Jak poinformował prezydencki minister Krzysztof Łaszkiewicz, taka sytuacja prawna oznacza, że gminy nie będą mogły ściągać należności od klientów izb wytrzeźwień.
Jak poinformował prezydencki minister Krzysztof Łaszkiewicz, taka sytuacja prawna oznacza, że gminy nie będą mogły ściągać należności od klientów izb wytrzeźwień. Jego zdaniem, jest to zła praktyka parlamentu, że zabiera się do przygotowywania nowej ustawy na miesiąc przed wygaśnięciem starej.
Jak poinformował minister Łaszkiewicz, prezydent skieruje ustawę do Trybunału Konstytucyjnego. Jego zdaniem, nowe przepisy są niekonstytucyjne z dwóch powodów.
Po pierwsze: nie określają dokładnie, jakie środki przymusu bezpośredniego mogą stosować pracownicy izby wytrzeźwień, co oznacza naruszenie konstytucyjnych swobód obywatelskich.
Po drugie, gdyby ustawa zaczęła obowiązywać od jutra lub od pojutrze, oznaczałoby to, że działa wstecz - gdyż jest w niej napisane, że obowiązuje od 17 stycznia.
To złamałoby konstytucyjną zasadę, ze prawo nie działa wstecz.
To wszystko oznacza, że jeśli nie ma obowiązującej ustawy, określającej warunki pobytu w izbach wytrzeźwień, to pobyt w tych placówkach jest bezpłatny - nie ma bowiem podstaw, na których można byłoby opierać pobieranie opłat.

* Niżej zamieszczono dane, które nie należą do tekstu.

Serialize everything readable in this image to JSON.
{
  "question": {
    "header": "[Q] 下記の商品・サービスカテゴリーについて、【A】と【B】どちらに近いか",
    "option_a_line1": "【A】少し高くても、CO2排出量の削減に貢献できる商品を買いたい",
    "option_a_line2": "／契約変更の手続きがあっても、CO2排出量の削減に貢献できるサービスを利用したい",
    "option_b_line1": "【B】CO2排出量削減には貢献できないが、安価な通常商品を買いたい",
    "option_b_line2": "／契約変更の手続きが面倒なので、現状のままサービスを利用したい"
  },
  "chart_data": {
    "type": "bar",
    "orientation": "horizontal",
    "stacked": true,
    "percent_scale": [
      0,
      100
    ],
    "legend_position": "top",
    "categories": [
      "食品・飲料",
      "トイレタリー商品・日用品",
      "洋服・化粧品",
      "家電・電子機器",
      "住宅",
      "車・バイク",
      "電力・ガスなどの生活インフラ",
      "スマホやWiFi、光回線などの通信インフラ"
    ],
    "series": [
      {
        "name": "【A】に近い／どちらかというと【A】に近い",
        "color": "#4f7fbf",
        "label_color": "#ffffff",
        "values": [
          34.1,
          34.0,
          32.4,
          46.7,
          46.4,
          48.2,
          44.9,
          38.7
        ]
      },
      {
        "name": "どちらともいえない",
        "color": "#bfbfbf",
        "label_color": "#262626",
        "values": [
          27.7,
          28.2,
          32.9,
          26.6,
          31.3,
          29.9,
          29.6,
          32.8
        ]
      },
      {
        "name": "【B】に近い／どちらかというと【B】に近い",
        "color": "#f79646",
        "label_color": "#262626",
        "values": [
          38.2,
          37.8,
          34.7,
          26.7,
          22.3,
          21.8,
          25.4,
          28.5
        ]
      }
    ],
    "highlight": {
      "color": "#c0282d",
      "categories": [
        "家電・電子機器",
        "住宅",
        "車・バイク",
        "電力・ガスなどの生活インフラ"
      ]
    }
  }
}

Fundacja Helsińska zgłaszała do ustawy liczne zastrzeżenia. Dotyczyły one nieprecyzyjnie sformułowanych przepisów przymusu bezpośredniego, w tym możliwości podania na siłę osobie nietrzeźwej „produktu leczniczego” lub możliwość zastosowania „innych urządzeń technicznych” przy obezwładnianiu nietrzeźwych.